The real problem here is that universities etc keep posting hyperbolic articles saying “we have found something that may cure X”, with the rider for studies and fda approval are necessary.
Laypeople interpret that as meaning the fda approval is preventing them from accepting patients for approval, when typically the component in question is not remotely close to a treatment:
- it’s just binding to a target invitro. -There’s no information on what happens one it has bound. - there’s no evidence it can even get to the target invivo anyway
- animal trials are only advisory. There have been many super effective drugs and vaccines that have no effect in humans
- can the get past the immune system? Will the immune response kill a person
- I’ve seen articles about compounds that would (and turn out to be) toxic
Etc etc
But all a patient sees is the “may cure X” bit and so demands a right to use the drug.
That’s why these things are a bad idea
I asusme you mean the TGN1412 trial [1,2].
[1]: https://en.wikipedia.org/wiki/Theralizumab
[2]: https://www.nejm.org/doi/full/10.1056/NEJMoa063842
For the most part, all this is just a waste of time and money. But for medicine, things that don't work create an opportunity cost--someone uses an anti-oxidant-packed cancer treatment and dies. It's a basic information asymmetry that exists in the market: its too hard to prove that things work, and the wonders of modern marketing ensures that lots of things that don't work still sell like crazy.
Efficacy tests address that problem. But proving efficacy is hard and expensive. But they're probably not "too expensive." That is to say, if you made clinical trials cheaper by just testing for safety, you'd probably suffer a net economic loss due to people spending money and dying from products that don't work than you would on the trials.

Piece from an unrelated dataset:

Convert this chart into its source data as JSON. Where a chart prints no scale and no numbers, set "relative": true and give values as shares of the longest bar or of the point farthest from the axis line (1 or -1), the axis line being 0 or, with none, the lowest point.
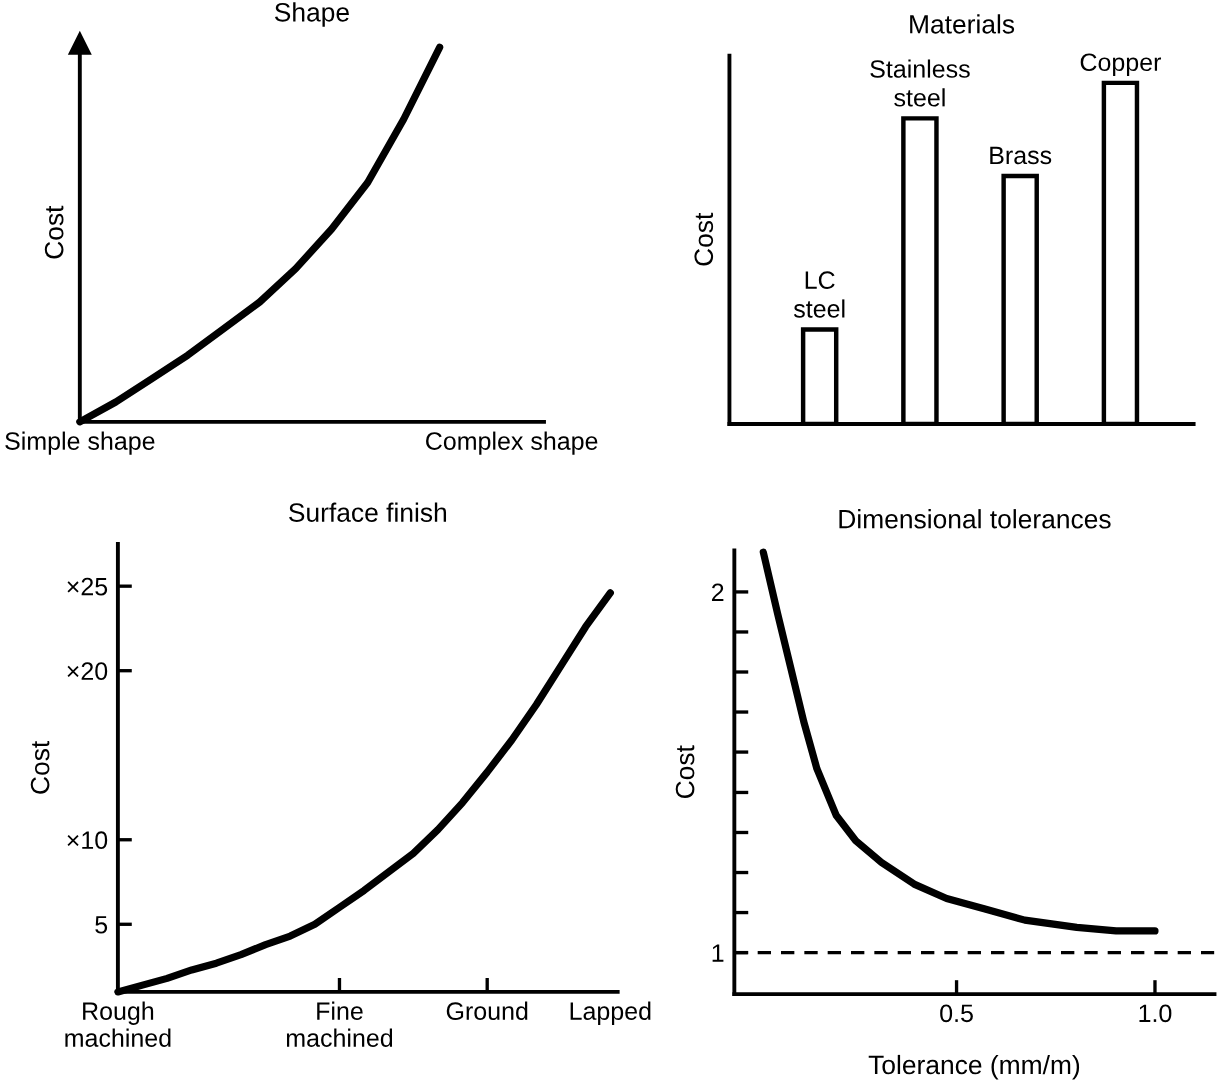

So why are they approved? Because there's nothing better. It's the same here, make these trials easier for conditions that otherwise have no good options.
https://en.wikipedia.org/wiki/Burzynski_Clinic
After that, i think it's fine to try an untested drug on consenting patient with a severe chronic, or an acute life-threatening condition.
I understand why it isn't done. Market forces forcing companies to save money on trials or die, may quickly unwrap this situation to Dr. Mengele-style 'trials' if not kept in check.
One of the younger girls who was with her in the treatment was completely disabled, bound to a wheelchair, couldn't talk, could barely see, and on day four after the treatment she got up, could walk and talk. A true freaking miracle of science. That girl now does mountain biking and mountain climbing, fully recovered.
What kind of treatment? What country? Where can I find more about this magical therapy?
There are small trials in multiple countries, but very hard to get in.
http://www.bbc.com/news/health-43435868
Oh no, I thought it was taboo to say such a thing!
Vaccines carry risk, but the risk of disease is orders of magnitude higher.